Может быть, кто-то спросит: не слишком ли много всего соединилось на Арбате — эпох, стилей, архитектурных решений? И тотчас же вспомнится: «Москва! Какой огромный странноприимный дом…» Пожалуй, действительно Москва принимает, вбирает в себя, впитывает, окутывает своим веяньем, и только небоскребы проспекта Калинина похожи на странных пришельцев из неведомого края, не принятых и отвергнутых ею. «…странноприимный дом…» — это Цветаева. И тут самое время добавить, что когда-то и она… да, да, представьте себе, жила на Арбате… И это кажется настолько естественным, что вроде бы и не могло быть иначе. Поэты на то и поэты, чтобы чувствовать тягу назначенного им пространства, и конечно же Арбат должен был притянуть, примагнитить, подчинить своему властному веянью. Таково объяснение факта, что в биографии Марины Цветаевой появился двухэтажный дом, стройные ампирные контуры которого — если отвлечься от позднейших переделок — напоминали о дворянской застройке Арбата, о тех временах, когда пылали в изразцовых печах березовые поленья, горничные чистили мелом столовое серебро, на пюпитрах московских барышень стояли ноктюрны Джона Фильда и лохматая китайская собачка, стуча коготками по паркету, таскала в зубах бальную туфельку своей хозяйки. Позднее к дому добавилась мансарда, выходившая окном на крышу, и выросли тополя напротив. «Два дерева хотят друг к другу…» — это о них, чудом сохранившихся тополях, на которые многие москвичи смотрели, не зная, что они воспеты, что они принадлежат не только Борисоглебскому переулку, но и русской поэзии. Странно: два реально существующих тополя, до которых можно дотронуться, и — поэзия, летучее облачко, легкий эфирный дымок, причудливо возникающий из оттисков типографского шрифта на белой бумаге. Соединилось вместе, как все на Арбате…

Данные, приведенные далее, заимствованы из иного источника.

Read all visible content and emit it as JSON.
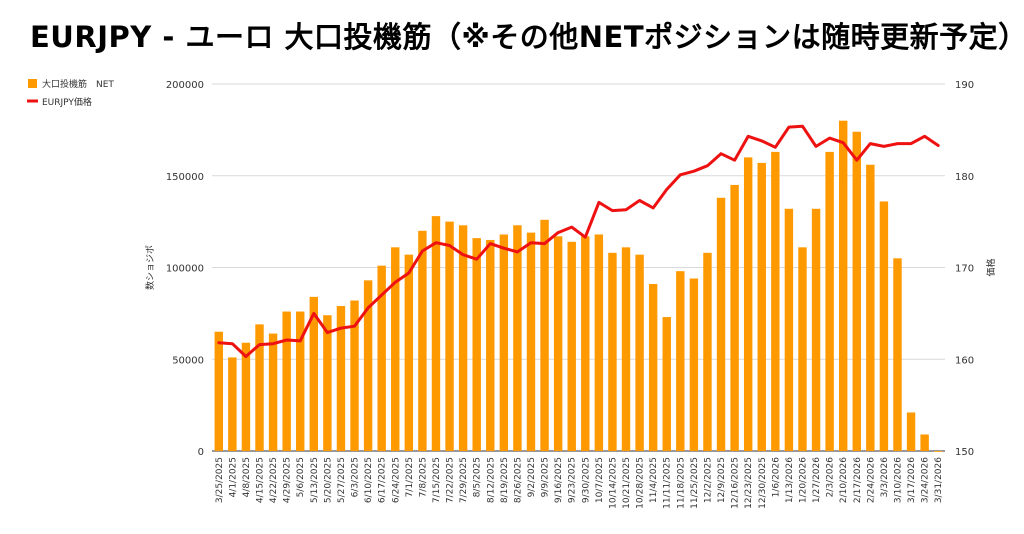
{
  "chart_data": {
    "type": "bar+line",
    "title": "EURJPY - ユーロ 大口投機筋（※その他NETポジションは随時更新予定）",
    "ylabel_left": "数ショジポ",
    "ylabel_right": "価格",
    "ylim_left": [
      0,
      200000
    ],
    "ylim_right": [
      150,
      190
    ],
    "yticks_left": [
      "0",
      "50000",
      "100000",
      "150000",
      "200000"
    ],
    "yticks_right": [
      "150",
      "160",
      "170",
      "180",
      "190"
    ],
    "legend": {
      "position": "top-left",
      "bar_label": "大口投機筋　NET",
      "line_label": "EURJPY価格"
    },
    "colors": {
      "bar": "#ff9900",
      "line": "#ee1111",
      "grid": "#d9d9d9"
    },
    "categories": [
      "3/25/2025",
      "4/1/2025",
      "4/8/2025",
      "4/15/2025",
      "4/22/2025",
      "4/29/2025",
      "5/6/2025",
      "5/13/2025",
      "5/20/2025",
      "5/27/2025",
      "6/3/2025",
      "6/10/2025",
      "6/17/2025",
      "6/24/2025",
      "7/1/2025",
      "7/8/2025",
      "7/15/2025",
      "7/22/2025",
      "7/29/2025",
      "8/5/2025",
      "8/12/2025",
      "8/19/2025",
      "8/26/2025",
      "9/2/2025",
      "9/9/2025",
      "9/16/2025",
      "9/23/2025",
      "9/30/2025",
      "10/7/2025",
      "10/14/2025",
      "10/21/2025",
      "10/28/2025",
      "11/4/2025",
      "11/11/2025",
      "11/18/2025",
      "11/25/2025",
      "12/2/2025",
      "12/9/2025",
      "12/16/2025",
      "12/23/2025",
      "12/30/2025",
      "1/6/2026",
      "1/13/2026",
      "1/20/2026",
      "1/27/2026",
      "2/3/2026",
      "2/10/2026",
      "2/17/2026",
      "2/24/2026",
      "3/3/2026",
      "3/10/2026",
      "3/17/2026",
      "3/24/2026",
      "3/31/2026"
    ],
    "series": [
      {
        "name": "大口投機筋　NET",
        "axis": "left",
        "kind": "bar",
        "values": [
          65000,
          51000,
          59000,
          69000,
          64000,
          76000,
          76000,
          84000,
          74000,
          79000,
          82000,
          93000,
          101000,
          111000,
          107000,
          120000,
          128000,
          125000,
          123000,
          116000,
          115000,
          118000,
          123000,
          119000,
          126000,
          117000,
          114000,
          117000,
          118000,
          108000,
          111000,
          107000,
          91000,
          73000,
          98000,
          94000,
          108000,
          138000,
          145000,
          160000,
          157000,
          163000,
          132000,
          111000,
          132000,
          163000,
          180000,
          174000,
          156000,
          136000,
          105000,
          21000,
          9000,
          0
        ]
      },
      {
        "name": "EURJPY価格",
        "axis": "right",
        "kind": "line",
        "values": [
          161.8,
          161.7,
          160.3,
          161.6,
          161.7,
          162.1,
          162.0,
          165.0,
          162.9,
          163.4,
          163.6,
          165.6,
          167.0,
          168.4,
          169.4,
          171.8,
          172.7,
          172.4,
          171.4,
          170.9,
          172.6,
          172.1,
          171.7,
          172.7,
          172.6,
          173.8,
          174.4,
          173.3,
          177.1,
          176.2,
          176.3,
          177.3,
          176.5,
          178.5,
          180.1,
          180.5,
          181.1,
          182.4,
          181.7,
          184.3,
          183.8,
          183.1,
          185.3,
          185.4,
          183.2,
          184.1,
          183.6,
          181.7,
          183.5,
          183.2,
          183.5,
          183.5,
          184.3,
          183.3
        ]
      }
    ]
  }
}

Да, многие не знали — это сказано не случайно, потому что в истории всегда есть волнующий миг, когда она еще спелената жизнью, еще не высвободилась от нее, не очистилась от будничного сора, от чернильных пятен на зеленом сукне дубового письменного стола, от случайных волосков, прилипших к вечному перу авторучки. Этот миг краток — промелькнет и исчезнет, и тогда вещи станут реликвиями, дома — памятниками и на застывшую в безмолвном оцепенении жизнь опустится купол музейного стекла. А пока этого не произошло, мы подчас и не догадываемся, кто жил в соседнем от нас доме, ходил по нашей улице, заворачивал к нам во двор и сидел на старой скамейке, спрятанной в тени акаций, на которой так любим сидеть мы. Признаюсь, что когда-то и я не догадывался, не подозревал, и это беспечное неведенье, конечно, совпало с порой детства, когда меня водили мимо цветаевского дома одетого в куцую шубейку, закутанного в бабушкин шерстяной платок, подпоясанного взрослым ремнем, в котором специально для меня было проколото несколько дополнительных дырочек, и обутого в валенки с калошами. В Борисоглебском мы навещали моих тетушек, а сами жили неподалеку — на Малой Молчановке. И вот вспоминаю, как мать тянула меня за руку, а я, что называется, виснул на ней от досады, и шерстинки платка, намокшего от дыхания, неприятно кололи мне рот. Была зима, были пятидесятые годы, и дворники с блестевшими на солнце лопатами не успевали сгребать снег к тротуарам. Смотрел я на этот дом так же, как на все остальные, а может быть, даже и не смотрел, потому что в детстве смотришь только на новое, а цветаевский дом был для меня старым, давно знакомым и таким же привычным, как ощущение маминой руки сквозь детскую варежку.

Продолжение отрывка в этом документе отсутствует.